WAGGA'S Regional Express flight academy may soon be eligible to expand in a bid to combat a crippling global pilot shortage.
It comes after the airline invited regional councils on Tuesday to submit expressions of interest to increase or establish new training academies.
"We need to expand our training facilities. We're already doubling the size of our accommodations here in Wagga," Rex executive chairman Chris Hine said.
"Expressions of interest are sought from any regional councils, including Wagga, to assist us in making the decision of how to place that additional training.
"There's an enormous demand and a great opportunity, so it's open to anyone interested."
In mid-2019, Boeing predicted a shortage of 800,000 pilots is expected in the next 20 years with about 40 per cent of them needed in Asia Pacific.
Mr Hine said the goal was to address that forecast.
"Australia is really well positioned to capitalise on that," he said.
"We've got fantastic weather, we've got a great airspace and we've got a great safety record.

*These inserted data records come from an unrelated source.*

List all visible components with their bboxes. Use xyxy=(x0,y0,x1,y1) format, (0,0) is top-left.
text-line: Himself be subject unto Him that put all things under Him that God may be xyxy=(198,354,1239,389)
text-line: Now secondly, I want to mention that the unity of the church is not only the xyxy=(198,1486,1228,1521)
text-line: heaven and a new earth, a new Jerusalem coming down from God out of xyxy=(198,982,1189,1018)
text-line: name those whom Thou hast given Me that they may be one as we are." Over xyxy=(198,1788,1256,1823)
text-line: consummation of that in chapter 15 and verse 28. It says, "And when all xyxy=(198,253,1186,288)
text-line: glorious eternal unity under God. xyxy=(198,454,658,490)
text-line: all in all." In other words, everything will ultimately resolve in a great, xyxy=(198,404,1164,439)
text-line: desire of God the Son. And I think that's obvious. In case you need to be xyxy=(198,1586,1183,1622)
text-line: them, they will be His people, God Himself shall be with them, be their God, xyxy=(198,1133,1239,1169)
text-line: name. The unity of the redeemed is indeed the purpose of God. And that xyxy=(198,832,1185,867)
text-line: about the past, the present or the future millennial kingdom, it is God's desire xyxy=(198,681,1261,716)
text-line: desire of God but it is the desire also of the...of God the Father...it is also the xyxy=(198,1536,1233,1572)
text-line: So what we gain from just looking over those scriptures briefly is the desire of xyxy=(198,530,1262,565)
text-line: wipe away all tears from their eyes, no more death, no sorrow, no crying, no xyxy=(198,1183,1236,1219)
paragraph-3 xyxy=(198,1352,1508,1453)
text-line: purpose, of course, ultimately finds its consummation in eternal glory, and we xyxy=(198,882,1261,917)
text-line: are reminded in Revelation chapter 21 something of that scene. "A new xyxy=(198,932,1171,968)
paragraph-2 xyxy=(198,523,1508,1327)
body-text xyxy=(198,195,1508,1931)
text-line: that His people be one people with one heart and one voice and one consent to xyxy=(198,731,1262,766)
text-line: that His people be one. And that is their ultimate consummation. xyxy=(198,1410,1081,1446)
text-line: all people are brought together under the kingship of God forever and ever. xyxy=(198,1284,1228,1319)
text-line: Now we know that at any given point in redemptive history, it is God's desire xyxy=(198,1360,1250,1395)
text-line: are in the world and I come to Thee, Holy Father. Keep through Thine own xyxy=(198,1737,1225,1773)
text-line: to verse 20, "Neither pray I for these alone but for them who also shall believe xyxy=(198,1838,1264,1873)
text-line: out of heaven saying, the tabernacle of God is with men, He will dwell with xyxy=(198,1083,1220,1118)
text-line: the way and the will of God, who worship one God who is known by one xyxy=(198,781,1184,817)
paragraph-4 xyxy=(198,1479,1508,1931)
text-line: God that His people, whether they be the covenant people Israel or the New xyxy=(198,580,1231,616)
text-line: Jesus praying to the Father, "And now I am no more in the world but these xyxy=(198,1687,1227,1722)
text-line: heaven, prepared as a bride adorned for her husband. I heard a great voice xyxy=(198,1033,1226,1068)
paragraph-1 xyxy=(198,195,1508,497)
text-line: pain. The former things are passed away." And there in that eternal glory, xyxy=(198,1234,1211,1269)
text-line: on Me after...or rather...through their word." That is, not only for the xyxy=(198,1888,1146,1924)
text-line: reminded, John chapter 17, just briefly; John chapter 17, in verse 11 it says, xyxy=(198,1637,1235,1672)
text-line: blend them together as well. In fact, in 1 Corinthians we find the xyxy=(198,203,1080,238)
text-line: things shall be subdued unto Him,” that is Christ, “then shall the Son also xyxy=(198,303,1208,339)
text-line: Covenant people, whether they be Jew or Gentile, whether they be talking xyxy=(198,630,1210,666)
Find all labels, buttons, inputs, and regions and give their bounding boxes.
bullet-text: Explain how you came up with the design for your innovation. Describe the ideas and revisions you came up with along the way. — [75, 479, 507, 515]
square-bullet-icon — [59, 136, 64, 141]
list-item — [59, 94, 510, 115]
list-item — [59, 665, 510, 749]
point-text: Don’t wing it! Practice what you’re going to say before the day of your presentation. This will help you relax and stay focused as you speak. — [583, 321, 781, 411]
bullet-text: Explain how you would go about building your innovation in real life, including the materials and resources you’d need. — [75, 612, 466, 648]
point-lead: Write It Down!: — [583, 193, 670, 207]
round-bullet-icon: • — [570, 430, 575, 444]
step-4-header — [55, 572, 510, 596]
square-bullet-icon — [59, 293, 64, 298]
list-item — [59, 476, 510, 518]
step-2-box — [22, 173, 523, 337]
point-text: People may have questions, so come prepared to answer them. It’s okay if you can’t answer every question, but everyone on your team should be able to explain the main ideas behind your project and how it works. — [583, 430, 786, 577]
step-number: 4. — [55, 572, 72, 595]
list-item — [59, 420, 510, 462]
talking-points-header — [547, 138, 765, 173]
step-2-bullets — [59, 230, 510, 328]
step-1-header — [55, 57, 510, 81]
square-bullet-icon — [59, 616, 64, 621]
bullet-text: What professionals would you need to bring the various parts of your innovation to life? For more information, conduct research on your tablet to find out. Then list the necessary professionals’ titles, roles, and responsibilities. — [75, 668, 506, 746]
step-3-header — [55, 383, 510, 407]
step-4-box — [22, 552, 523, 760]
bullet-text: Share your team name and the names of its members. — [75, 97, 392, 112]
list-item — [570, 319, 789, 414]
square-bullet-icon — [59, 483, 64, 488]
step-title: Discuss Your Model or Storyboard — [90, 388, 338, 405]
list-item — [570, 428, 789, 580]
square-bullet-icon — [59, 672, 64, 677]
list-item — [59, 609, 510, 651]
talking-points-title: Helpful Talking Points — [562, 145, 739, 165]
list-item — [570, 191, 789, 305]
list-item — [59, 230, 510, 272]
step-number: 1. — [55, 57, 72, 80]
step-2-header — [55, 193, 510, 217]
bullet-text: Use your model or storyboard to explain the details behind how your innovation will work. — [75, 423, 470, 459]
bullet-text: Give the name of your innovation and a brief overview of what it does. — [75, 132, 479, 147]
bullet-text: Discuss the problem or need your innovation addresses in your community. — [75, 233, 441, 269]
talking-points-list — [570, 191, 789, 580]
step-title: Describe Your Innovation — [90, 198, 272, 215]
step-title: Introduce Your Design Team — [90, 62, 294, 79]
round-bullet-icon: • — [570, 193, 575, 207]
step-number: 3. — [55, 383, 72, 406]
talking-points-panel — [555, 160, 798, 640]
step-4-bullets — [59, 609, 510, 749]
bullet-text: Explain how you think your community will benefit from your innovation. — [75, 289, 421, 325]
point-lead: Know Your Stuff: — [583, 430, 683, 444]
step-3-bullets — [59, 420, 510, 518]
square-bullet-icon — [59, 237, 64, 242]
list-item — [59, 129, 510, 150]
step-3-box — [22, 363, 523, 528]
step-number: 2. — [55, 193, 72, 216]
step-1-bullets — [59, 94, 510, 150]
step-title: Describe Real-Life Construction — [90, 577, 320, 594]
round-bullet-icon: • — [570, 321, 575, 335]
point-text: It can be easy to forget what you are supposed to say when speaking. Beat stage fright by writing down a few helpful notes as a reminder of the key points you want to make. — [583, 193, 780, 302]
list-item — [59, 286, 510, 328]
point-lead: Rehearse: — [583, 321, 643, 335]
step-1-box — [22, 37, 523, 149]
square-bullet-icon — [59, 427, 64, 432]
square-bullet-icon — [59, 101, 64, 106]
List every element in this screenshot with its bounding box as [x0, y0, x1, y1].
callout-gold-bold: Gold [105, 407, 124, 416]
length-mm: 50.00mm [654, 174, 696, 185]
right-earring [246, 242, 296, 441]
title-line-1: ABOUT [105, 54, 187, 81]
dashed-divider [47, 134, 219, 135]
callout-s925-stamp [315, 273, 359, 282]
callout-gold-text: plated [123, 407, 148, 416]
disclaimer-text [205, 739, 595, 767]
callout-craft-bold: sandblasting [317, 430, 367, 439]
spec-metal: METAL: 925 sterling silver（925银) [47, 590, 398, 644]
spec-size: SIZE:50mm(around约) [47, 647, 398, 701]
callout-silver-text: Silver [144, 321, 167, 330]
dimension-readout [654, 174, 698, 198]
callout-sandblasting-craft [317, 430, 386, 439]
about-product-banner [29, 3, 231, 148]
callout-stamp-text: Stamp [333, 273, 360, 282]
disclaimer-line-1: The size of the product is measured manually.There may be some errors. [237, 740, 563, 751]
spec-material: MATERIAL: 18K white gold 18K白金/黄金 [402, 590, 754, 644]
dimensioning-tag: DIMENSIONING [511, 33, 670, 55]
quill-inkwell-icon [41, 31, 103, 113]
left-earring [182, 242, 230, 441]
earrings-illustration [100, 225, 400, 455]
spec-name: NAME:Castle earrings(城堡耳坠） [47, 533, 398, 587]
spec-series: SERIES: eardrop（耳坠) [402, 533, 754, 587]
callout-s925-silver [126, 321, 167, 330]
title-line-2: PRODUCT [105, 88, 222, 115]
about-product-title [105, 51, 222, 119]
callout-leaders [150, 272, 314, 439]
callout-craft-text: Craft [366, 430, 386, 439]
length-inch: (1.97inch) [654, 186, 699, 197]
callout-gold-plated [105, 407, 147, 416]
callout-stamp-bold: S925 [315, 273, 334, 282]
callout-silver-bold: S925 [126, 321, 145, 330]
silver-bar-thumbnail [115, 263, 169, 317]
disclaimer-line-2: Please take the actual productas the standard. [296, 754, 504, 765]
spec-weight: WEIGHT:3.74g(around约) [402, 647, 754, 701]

We've also got a really good regulatory structure and we've got some fantastic skills around pilot training."
The invitation to councils was announced on the same day two cohorts of pilot students graduated at Rex's academy in Wagga.
"Twelve years later, we've put through 250 cadets, so it's a really proud moment for us, the organisation and the the families and friends of the cadets," Mr Hine said.
Among the graduates, who are set for Rex and Vietnamese carriers after receiving their commercial pilot licences, was 29-year-old Darcy Holbery-Morgan.
Ms Holbery-Morgan, who has degrees in science and education, described it as "a huge day of mixed emotions" at the academy.
"We live, breathe, sleep and eat aviation," she said.
"It's a massive undertaking, which makes the rewards of today that much sweeter."
Ms Holbery-Morgan said that after finishing her science and education degrees, she went travelling for one year and wanted to enter a field that involve travelling.
"I'm quite an anomaly in my family - there's no aviation history there," she said.
"You have to jump both feet first - there's no half-hearted attitude in aviation. The love and the passion will get you through."
We live, breathe, sleep and eat aviation.Darcy Holbery-Morgan, Rex graduate
Wagga mayor Greg Conkey said the city has a great academy.
"It's well-respected and Wagga is ideally located. I'm sure Wagga will continue to be considered for potential pilots throughout the world," he said.
In November, Rex bought an academy in Ballarat and renamed it Australian Airline Pilot Academy Victoria.
Among the guest speakers was Minister for Infrastructure, Transport and Regional Development Michael McCormack, who said the academy was one of Wagga's institutions that delivered excellence.
"We're so proud of these latest graduates, who leave us knowing that Wagga Wagga is part of their stories," he said.
"As we go forward, there's going to be a great pilot shortage, particularly in the Asia Pacific. Rex are addressing that need.
"Our regional towns and cities couldn't survive, indeed thrive, without a good airline such as Rex."